# cap usage limiter



## h3llb3nd4 (May 31, 2009)

Is there any program which allows the limitation of cap used over a series of PCs??
I know there is a bandwidth limiter but I can't find a Usage Limiter.


----------



## FordGT90Concept (May 31, 2009)

Usage as in % of CPU clocks?  It is permanently capped at 100% per core.  The only way one can really alter that is by changing the priority on the thread.


----------



## RadeonX2 (Jun 1, 2009)

I think he meant bandwidth usage capping for his Internet. If you have a router that has the ability to limit the bandwidth usage of each PC it would be better and easier.
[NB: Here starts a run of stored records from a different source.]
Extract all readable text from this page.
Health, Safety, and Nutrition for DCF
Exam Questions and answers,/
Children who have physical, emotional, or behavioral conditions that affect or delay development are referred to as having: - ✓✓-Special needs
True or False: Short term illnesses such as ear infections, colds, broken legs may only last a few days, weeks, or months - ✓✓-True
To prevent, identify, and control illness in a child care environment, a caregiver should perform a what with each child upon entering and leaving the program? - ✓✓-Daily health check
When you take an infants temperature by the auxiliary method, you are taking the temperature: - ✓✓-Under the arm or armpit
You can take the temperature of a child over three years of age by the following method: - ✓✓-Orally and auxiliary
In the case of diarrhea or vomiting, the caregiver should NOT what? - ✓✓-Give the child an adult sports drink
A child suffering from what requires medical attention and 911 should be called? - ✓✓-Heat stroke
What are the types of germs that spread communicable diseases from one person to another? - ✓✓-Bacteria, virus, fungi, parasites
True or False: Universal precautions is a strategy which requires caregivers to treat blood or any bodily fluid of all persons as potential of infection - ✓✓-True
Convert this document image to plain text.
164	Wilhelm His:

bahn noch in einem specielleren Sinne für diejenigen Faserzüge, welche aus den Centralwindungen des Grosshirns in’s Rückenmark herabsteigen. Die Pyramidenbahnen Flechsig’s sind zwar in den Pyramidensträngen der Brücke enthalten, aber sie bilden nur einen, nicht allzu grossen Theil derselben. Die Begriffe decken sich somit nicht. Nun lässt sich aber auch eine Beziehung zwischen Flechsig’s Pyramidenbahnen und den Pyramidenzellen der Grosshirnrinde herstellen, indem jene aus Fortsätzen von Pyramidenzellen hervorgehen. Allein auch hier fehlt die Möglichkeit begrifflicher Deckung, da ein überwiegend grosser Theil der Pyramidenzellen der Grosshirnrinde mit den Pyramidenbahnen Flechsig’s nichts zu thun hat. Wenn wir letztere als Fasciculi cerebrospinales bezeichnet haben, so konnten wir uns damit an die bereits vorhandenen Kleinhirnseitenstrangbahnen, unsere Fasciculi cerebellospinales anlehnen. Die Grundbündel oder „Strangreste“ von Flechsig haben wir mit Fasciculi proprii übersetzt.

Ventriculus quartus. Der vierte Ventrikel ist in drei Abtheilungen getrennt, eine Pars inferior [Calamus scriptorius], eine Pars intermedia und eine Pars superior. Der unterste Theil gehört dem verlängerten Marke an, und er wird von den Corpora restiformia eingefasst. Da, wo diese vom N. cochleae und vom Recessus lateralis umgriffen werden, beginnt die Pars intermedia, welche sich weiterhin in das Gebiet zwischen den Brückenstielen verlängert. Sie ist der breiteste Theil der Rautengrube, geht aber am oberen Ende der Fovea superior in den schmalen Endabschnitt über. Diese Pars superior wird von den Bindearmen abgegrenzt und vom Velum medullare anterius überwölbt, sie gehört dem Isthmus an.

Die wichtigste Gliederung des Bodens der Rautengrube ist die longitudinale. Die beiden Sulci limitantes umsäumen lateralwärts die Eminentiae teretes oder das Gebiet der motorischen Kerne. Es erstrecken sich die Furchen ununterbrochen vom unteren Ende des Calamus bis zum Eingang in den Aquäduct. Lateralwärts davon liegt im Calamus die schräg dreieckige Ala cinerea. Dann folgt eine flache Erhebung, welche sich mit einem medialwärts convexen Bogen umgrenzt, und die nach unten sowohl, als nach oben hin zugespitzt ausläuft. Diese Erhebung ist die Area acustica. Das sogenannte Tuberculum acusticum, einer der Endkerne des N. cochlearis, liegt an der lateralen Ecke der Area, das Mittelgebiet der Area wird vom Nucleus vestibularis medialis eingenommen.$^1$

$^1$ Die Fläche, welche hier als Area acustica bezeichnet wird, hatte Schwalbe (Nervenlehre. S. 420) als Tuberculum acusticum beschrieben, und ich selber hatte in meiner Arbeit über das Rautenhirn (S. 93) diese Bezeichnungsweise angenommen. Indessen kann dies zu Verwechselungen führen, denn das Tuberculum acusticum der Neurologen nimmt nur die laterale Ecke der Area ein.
I don't know any program/software that can cap bandwidth.


----------



## phanbuey (Jun 1, 2009)

what do you mean by "usage limit"... like loggin the person off after a certain amount of time?


----------



## qubit (Jun 1, 2009)

If you're happy to roll your own firewall, like I do, IPCop has a handy bandwidth limiting function, as well as professional grade features and security.

It's based on Linux and you need to use a spare PC (an old Pentium 2 is fine) which it takes over completely.

Best of all, it's completely free.

Get it at *www.ipcop.org*


----------



## RadeonX2 (Jun 1, 2009)

misread "the usage limiter" lol. I think he meant a program to determine a PC's uptime?


----------